Пилат вновь с силой ударил кулаком по колонне раз, другой… Боль от ударов напомнила, что происходящее не сон и весь этот стыд, действительно, его.

«Дважды переодетый! Актёришка — не только ночью, но и днём!! Дважды перелицованный!.. Но всё равно — себя потерявший!»

— Да будь они прокляты, эти дворцы! — нет, не закричал, а всего лишь прошептал префект Империи Понтий Пилат, воображавший себя, сообразно желаниям жены, наместником.

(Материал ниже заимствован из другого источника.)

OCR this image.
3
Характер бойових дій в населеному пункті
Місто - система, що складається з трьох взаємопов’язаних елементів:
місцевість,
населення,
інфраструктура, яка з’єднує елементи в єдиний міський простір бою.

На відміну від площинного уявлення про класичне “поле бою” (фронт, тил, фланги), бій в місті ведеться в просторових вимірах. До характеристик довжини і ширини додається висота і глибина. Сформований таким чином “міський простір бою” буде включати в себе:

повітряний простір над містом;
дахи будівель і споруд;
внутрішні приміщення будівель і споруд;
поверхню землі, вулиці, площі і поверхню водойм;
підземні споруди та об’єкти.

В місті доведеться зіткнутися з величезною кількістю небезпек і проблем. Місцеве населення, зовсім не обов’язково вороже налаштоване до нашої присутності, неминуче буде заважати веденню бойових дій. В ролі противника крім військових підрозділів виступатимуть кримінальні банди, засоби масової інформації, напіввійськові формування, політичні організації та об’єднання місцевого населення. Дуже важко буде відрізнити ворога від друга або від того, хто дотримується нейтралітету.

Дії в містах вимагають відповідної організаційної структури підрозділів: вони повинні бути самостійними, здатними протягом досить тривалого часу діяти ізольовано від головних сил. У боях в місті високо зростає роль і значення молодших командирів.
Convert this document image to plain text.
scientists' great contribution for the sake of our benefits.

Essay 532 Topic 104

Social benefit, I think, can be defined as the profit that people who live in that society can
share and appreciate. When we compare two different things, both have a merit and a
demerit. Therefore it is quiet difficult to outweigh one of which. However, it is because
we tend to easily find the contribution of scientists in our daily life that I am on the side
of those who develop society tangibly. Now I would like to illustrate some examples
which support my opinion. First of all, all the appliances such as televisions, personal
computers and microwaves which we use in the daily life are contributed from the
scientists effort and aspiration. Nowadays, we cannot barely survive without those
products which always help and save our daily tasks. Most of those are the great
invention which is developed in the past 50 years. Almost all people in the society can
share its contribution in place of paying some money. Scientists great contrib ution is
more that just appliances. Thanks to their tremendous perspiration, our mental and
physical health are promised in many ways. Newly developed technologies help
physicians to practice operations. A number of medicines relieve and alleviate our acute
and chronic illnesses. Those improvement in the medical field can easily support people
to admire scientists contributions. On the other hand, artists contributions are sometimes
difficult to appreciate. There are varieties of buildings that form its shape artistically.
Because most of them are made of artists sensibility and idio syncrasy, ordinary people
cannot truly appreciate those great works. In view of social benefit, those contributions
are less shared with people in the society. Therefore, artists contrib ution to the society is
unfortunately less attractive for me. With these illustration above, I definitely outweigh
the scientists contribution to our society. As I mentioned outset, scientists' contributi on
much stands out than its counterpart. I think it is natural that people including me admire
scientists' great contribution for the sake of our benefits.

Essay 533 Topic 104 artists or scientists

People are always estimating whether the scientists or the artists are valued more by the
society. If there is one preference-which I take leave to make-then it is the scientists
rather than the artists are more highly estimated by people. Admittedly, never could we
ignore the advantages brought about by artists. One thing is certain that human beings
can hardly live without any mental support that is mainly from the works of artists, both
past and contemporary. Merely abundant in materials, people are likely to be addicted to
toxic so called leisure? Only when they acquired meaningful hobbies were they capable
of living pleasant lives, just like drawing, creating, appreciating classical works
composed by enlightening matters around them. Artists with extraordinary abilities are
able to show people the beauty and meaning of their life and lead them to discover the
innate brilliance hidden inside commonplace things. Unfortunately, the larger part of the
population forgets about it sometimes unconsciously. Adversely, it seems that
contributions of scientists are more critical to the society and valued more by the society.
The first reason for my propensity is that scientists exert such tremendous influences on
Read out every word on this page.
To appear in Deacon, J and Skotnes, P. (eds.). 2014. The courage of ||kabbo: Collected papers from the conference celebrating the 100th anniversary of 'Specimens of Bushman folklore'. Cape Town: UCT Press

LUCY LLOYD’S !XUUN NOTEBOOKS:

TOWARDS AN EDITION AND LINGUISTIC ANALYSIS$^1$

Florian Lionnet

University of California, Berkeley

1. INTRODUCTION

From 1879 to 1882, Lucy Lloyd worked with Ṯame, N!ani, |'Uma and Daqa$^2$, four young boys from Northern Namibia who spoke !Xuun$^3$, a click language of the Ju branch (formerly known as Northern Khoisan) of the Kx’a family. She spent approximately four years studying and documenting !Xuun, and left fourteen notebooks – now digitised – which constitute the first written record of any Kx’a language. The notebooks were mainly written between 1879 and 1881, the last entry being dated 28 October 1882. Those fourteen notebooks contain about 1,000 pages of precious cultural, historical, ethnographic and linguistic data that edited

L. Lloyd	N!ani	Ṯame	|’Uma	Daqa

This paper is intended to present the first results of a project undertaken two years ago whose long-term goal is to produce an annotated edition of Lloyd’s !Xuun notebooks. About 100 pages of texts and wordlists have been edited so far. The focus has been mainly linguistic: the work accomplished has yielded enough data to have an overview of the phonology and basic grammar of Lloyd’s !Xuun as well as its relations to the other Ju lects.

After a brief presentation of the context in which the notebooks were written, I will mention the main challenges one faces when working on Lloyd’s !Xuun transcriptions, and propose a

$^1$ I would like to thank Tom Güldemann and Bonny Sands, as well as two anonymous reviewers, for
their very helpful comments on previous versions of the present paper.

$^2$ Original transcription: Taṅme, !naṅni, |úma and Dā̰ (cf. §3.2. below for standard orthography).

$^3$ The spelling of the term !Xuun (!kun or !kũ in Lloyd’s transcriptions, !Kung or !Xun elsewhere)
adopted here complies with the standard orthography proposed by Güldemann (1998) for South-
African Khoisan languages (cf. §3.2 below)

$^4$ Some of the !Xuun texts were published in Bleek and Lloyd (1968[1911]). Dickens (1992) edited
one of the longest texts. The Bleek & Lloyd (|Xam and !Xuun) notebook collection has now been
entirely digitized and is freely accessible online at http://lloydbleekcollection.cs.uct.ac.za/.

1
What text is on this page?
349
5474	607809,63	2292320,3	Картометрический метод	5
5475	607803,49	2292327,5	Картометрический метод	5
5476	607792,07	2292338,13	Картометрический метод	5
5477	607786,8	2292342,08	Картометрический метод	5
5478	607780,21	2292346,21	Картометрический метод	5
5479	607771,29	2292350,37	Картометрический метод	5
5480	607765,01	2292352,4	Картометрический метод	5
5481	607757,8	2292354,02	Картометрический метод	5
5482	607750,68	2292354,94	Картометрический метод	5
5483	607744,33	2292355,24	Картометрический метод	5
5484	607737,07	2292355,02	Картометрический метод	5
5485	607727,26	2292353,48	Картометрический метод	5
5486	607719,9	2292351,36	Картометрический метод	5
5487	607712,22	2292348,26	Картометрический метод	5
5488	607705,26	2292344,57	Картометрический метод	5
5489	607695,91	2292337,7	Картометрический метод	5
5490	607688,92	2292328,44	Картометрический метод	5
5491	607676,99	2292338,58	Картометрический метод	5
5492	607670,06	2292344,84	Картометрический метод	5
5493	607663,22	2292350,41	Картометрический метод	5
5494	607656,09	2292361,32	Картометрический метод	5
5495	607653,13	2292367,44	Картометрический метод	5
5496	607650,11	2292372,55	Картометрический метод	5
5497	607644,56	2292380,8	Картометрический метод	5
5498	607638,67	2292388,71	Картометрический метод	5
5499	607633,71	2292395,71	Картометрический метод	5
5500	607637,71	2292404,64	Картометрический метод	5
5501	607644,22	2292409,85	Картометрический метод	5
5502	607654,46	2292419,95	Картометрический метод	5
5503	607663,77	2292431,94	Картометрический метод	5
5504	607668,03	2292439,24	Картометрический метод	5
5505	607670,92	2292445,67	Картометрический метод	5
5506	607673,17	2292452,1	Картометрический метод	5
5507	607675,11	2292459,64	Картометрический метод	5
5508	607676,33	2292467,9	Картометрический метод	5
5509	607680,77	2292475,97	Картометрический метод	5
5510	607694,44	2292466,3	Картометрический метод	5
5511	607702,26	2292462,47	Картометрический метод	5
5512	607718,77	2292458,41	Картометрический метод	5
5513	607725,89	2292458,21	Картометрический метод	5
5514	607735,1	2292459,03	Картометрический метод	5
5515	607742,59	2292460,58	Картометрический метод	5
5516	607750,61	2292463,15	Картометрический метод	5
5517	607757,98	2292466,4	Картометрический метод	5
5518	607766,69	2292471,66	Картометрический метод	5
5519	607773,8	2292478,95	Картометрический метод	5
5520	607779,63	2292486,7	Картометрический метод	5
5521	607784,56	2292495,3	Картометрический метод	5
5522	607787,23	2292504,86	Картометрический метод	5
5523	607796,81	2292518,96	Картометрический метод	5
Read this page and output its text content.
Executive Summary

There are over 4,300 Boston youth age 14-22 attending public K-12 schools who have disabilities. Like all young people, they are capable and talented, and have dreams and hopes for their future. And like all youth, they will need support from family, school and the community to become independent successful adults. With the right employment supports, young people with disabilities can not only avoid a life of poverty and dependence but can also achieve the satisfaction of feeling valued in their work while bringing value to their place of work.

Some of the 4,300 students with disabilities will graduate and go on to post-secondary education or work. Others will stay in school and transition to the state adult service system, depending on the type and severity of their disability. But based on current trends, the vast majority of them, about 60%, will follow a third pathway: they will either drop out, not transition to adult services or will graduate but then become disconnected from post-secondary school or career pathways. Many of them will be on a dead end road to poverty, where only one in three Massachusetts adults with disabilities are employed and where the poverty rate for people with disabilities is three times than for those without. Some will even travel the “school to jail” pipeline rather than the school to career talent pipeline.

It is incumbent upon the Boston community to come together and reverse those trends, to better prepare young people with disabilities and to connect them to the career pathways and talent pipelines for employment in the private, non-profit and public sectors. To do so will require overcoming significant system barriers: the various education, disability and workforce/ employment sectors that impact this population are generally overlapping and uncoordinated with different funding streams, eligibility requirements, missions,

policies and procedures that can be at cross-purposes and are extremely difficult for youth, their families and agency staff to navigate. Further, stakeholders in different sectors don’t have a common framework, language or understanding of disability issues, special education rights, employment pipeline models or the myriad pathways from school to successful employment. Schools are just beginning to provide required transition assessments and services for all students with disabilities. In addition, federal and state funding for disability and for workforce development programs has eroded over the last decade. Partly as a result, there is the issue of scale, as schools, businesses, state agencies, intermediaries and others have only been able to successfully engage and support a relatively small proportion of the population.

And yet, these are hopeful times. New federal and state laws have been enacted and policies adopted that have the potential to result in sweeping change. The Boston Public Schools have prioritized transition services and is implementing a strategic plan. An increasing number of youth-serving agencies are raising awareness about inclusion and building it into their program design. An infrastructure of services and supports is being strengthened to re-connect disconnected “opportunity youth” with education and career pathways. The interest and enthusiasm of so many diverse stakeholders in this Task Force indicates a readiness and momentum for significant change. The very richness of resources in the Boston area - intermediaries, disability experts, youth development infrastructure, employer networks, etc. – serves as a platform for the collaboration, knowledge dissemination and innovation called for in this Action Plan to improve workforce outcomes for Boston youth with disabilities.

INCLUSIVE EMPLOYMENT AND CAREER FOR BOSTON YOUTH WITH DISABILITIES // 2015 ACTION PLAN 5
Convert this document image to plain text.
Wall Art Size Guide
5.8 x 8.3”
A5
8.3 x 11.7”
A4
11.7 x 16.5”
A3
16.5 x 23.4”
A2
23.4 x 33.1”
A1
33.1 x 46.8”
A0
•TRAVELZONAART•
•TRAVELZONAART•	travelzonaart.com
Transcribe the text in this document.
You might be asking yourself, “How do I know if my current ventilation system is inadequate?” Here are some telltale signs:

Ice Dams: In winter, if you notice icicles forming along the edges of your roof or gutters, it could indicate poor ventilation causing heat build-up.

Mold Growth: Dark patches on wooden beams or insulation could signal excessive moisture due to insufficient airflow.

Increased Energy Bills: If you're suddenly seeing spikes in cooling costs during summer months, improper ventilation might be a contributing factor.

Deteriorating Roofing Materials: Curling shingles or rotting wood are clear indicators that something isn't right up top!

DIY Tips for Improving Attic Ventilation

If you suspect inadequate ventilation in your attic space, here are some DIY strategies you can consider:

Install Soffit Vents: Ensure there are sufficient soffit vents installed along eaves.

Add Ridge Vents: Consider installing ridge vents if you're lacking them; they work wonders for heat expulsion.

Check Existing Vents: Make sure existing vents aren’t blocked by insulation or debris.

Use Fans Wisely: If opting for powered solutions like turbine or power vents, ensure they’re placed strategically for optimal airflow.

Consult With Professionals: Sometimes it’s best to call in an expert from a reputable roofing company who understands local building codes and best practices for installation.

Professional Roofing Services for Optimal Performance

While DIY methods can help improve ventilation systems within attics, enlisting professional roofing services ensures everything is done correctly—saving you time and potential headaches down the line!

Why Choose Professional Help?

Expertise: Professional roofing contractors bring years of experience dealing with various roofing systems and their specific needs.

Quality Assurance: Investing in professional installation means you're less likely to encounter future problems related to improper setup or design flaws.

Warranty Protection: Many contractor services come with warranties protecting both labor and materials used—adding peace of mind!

«Герострат! — предоставила память имя, которое не мог не вспомнить всякий, прошедший через риторские схолы. — Но Герострат так хотел остаться в истории, что ему было всё равно, какой ради этого перенести позор. И не посовестился поднять руку даже на божество! Сжёг такой храм — самой Артемиды! Лунную богиню не пожалел! Хозяйку ночи! И любви! Может, всё-таки есть что-то самоценное в этой памяти потомков?!.. Может, позор лучше, чем полное забвение? Кто помнит моего деда или прадеда? Никто. Как будто они и не жили никогда…» — так думал Пилат, впрочем, не обольщаясь: эти его мысли, порождённые обязательным в Империи образованием, были утешением лишь внешним…

«Нет! Не останусь! Не бывать тому! Им меня не опозорить!»

— Кинжал!!! — неожиданно для себя вслух воскликнул Пилат. — Я его где-то видел!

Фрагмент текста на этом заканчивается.